Longtime friend and famous lawman Wyatt Earp had this to say about John Henry “Doc” Holliday:

“Doc was a dentist not a lawman or an assassin, whom necessity had made a gambler; a gentleman whom disease had made a frontier vagabond; a philosopher whom life had made a caustic wit; a long lean ash-blond fellow nearly dead with consumption, and at the same time the most skillful gambler and the nerviest, speediest, deadliest man with a six-gun that I ever knew.”

Earp’s quote encompasses Holliday so well that little remains to be said, except that one of history’s greatest Western characters also played a pivotal role during the shootout at the OK Corral in Tombstone, Arizona.

Eventually he died of tuberculosis at the Glenwood Springs sanitarium. As he laid in bed, he spoke his last words: “Well, I’ll be damned.

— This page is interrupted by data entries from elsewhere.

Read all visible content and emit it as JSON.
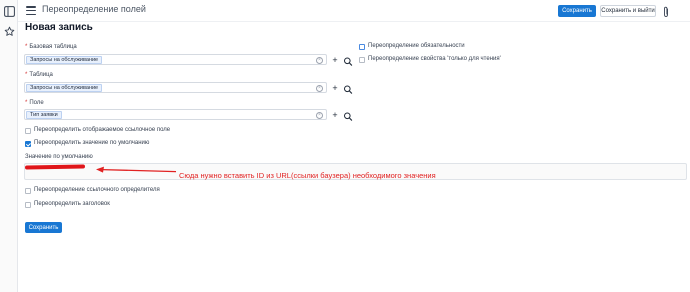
{
  "header": {
    "title": "Переопределение полей",
    "save_label": "Сохранить",
    "save_exit_label": "Сохранить и выйти"
  },
  "page": {
    "title": "Новая запись"
  },
  "fields": {
    "base_table": {
      "label": "Базовая таблица",
      "value": "Запросы на обслуживание"
    },
    "table": {
      "label": "Таблица",
      "value": "Запросы на обслуживание"
    },
    "field": {
      "label": "Поле",
      "value": "Тип заявки"
    }
  },
  "checkboxes": {
    "override_display_ref": {
      "label": "Переопределить отображаемое ссылочное поле",
      "checked": false
    },
    "override_default": {
      "label": "Переопределить значение по умолчанию",
      "checked": true
    },
    "override_ref_qualifier": {
      "label": "Переопределение ссылочного определителя",
      "checked": false
    },
    "override_title": {
      "label": "Переопределить заголовок",
      "checked": false
    },
    "override_mandatory": {
      "label": "Переопределение обязательности",
      "checked": false
    },
    "override_readonly": {
      "label": "Переопределение свойства 'только для чтения'",
      "checked": false
    }
  },
  "default_value": {
    "label": "Значение по умолчанию"
  },
  "annotation": {
    "text": "Сюда нужно вставить ID из URL(ссылки баузера) необходимого значения",
    "color": "#e12222"
  },
  "footer": {
    "save_label": "Сохранить"
  },
  "colors": {
    "primary": "#1877d3",
    "required": "#d12e2e"
  }
}
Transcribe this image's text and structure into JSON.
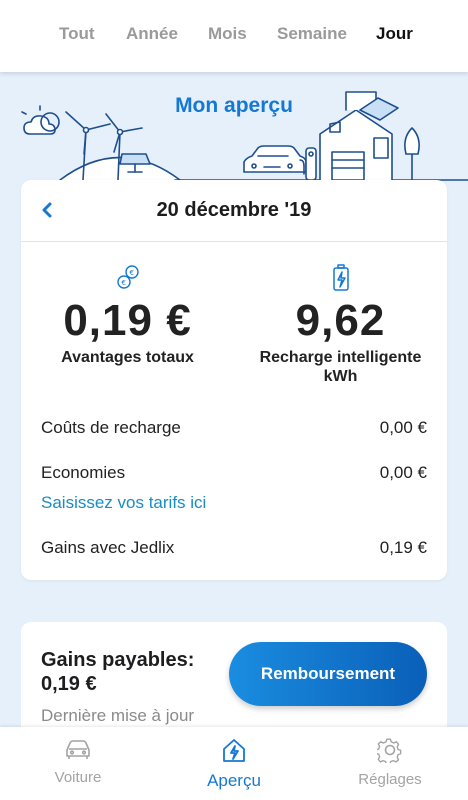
{
  "tabs": [
    {
      "label": "Tout",
      "active": false
    },
    {
      "label": "Année",
      "active": false
    },
    {
      "label": "Mois",
      "active": false
    },
    {
      "label": "Semaine",
      "active": false
    },
    {
      "label": "Jour",
      "active": true
    }
  ],
  "hero": {
    "title": "Mon aperçu"
  },
  "card": {
    "date": "20 décembre '19",
    "stats": [
      {
        "icon": "coins-icon",
        "value": "0,19 €",
        "label": "Avantages totaux"
      },
      {
        "icon": "battery-charging-icon",
        "value": "9,62",
        "label": "Recharge intelligente",
        "unit": "kWh"
      }
    ],
    "rows": {
      "charging_costs": {
        "label": "Coûts de recharge",
        "value": "0,00 €"
      },
      "savings": {
        "label": "Economies",
        "value": "0,00 €"
      },
      "tariff_link": "Saisissez vos tarifs ici",
      "jedlix_gains": {
        "label": "Gains avec Jedlix",
        "value": "0,19 €"
      }
    }
  },
  "payout": {
    "title": "Gains payables:",
    "amount": "0,19 €",
    "button": "Remboursement",
    "note": "Dernière mise à jour"
  },
  "nav": [
    {
      "label": "Voiture",
      "icon": "car-icon",
      "active": false
    },
    {
      "label": "Aperçu",
      "icon": "home-bolt-icon",
      "active": true
    },
    {
      "label": "Réglages",
      "icon": "gear-icon",
      "active": false
    }
  ],
  "colors": {
    "accent": "#1478d4",
    "background": "#e6f0fb",
    "link": "#1a8cc4"
  }
}
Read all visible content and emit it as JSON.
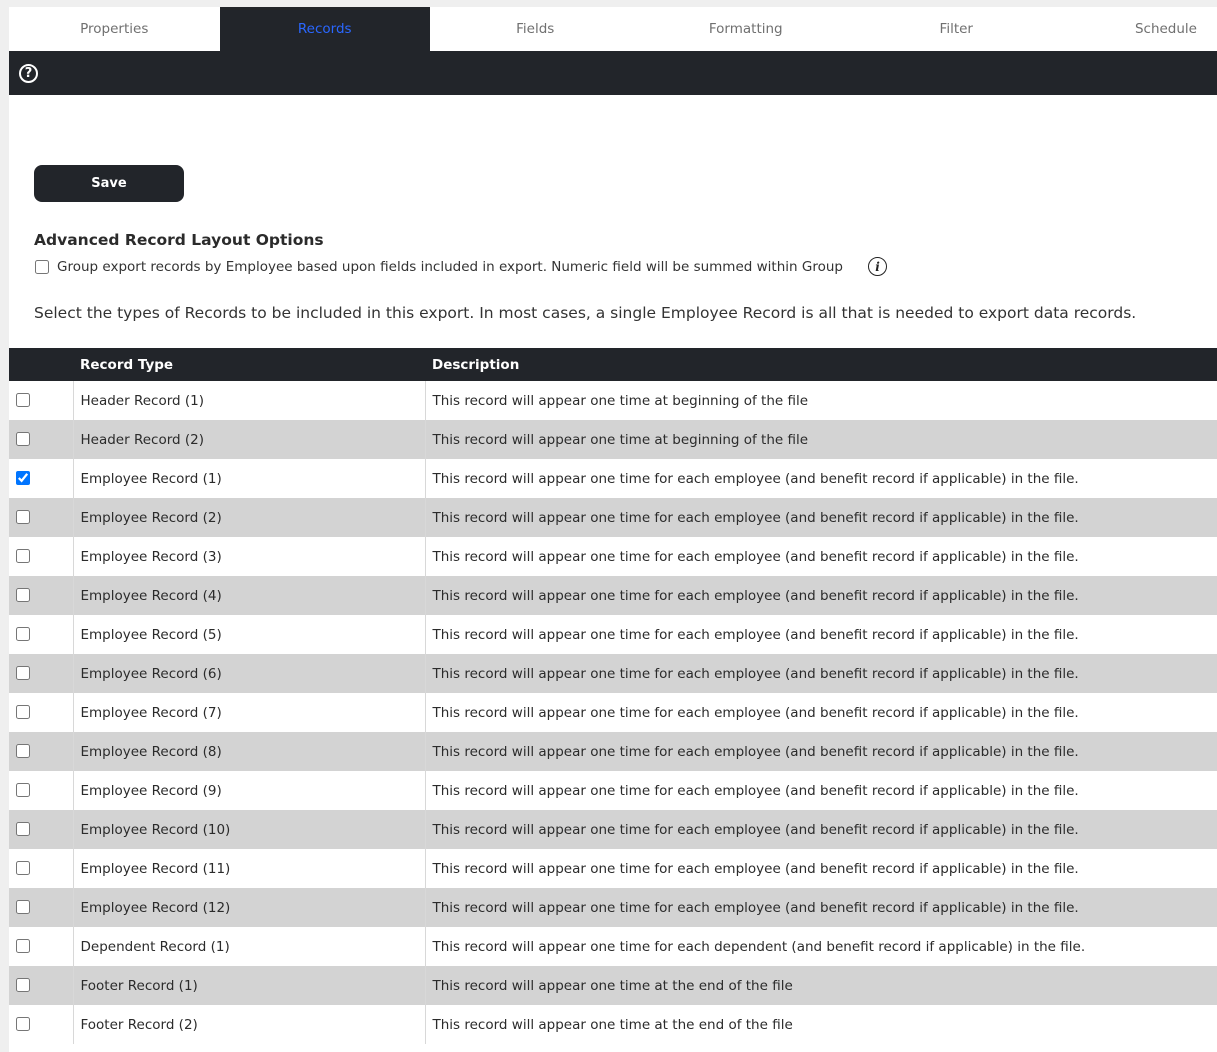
{
  "tabs": [
    "Properties",
    "Records",
    "Fields",
    "Formatting",
    "Filter",
    "Schedule"
  ],
  "active_tab": "Records",
  "save_label": "Save",
  "advanced": {
    "title": "Advanced Record Layout Options",
    "group_label": "Group export records by Employee based upon fields included in export. Numeric field will be summed within Group",
    "group_checked": false
  },
  "intro": "Select the types of Records to be included in this export. In most cases, a single Employee Record is all that is needed to export data records.",
  "table": {
    "headers": [
      "Record Type",
      "Description"
    ],
    "rows": [
      {
        "type": "Header Record (1)",
        "desc": "This record will appear one time at beginning of the file",
        "checked": false
      },
      {
        "type": "Header Record (2)",
        "desc": "This record will appear one time at beginning of the file",
        "checked": false
      },
      {
        "type": "Employee Record (1)",
        "desc": "This record will appear one time for each employee (and benefit record if applicable) in the file.",
        "checked": true
      },
      {
        "type": "Employee Record (2)",
        "desc": "This record will appear one time for each employee (and benefit record if applicable) in the file.",
        "checked": false
      },
      {
        "type": "Employee Record (3)",
        "desc": "This record will appear one time for each employee (and benefit record if applicable) in the file.",
        "checked": false
      },
      {
        "type": "Employee Record (4)",
        "desc": "This record will appear one time for each employee (and benefit record if applicable) in the file.",
        "checked": false
      },
      {
        "type": "Employee Record (5)",
        "desc": "This record will appear one time for each employee (and benefit record if applicable) in the file.",
        "checked": false
      },
      {
        "type": "Employee Record (6)",
        "desc": "This record will appear one time for each employee (and benefit record if applicable) in the file.",
        "checked": false
      },
      {
        "type": "Employee Record (7)",
        "desc": "This record will appear one time for each employee (and benefit record if applicable) in the file.",
        "checked": false
      },
      {
        "type": "Employee Record (8)",
        "desc": "This record will appear one time for each employee (and benefit record if applicable) in the file.",
        "checked": false
      },
      {
        "type": "Employee Record (9)",
        "desc": "This record will appear one time for each employee (and benefit record if applicable) in the file.",
        "checked": false
      },
      {
        "type": "Employee Record (10)",
        "desc": "This record will appear one time for each employee (and benefit record if applicable) in the file.",
        "checked": false
      },
      {
        "type": "Employee Record (11)",
        "desc": "This record will appear one time for each employee (and benefit record if applicable) in the file.",
        "checked": false
      },
      {
        "type": "Employee Record (12)",
        "desc": "This record will appear one time for each employee (and benefit record if applicable) in the file.",
        "checked": false
      },
      {
        "type": "Dependent Record (1)",
        "desc": "This record will appear one time for each dependent (and benefit record if applicable) in the file.",
        "checked": false
      },
      {
        "type": "Footer Record (1)",
        "desc": "This record will appear one time at the end of the file",
        "checked": false
      },
      {
        "type": "Footer Record (2)",
        "desc": "This record will appear one time at the end of the file",
        "checked": false
      }
    ]
  }
}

This is funny,” referencing his barefoot state, for no one had anticipated Doc meeting Death in such a relaxed fashion.

Today, his headstone can be viewed in the Linwood Cemetery in which he is buried, though the exact spot of his plot remains unknown.

Know Before You Go

Glenwood Springs is at the junction of US Interstate 70 and Colorado Route 82. The cemetery is located approximately at Bennett St and E 13th St. At 12th and Bennett, a rough but clearly marked trail can be found leading to the grave site.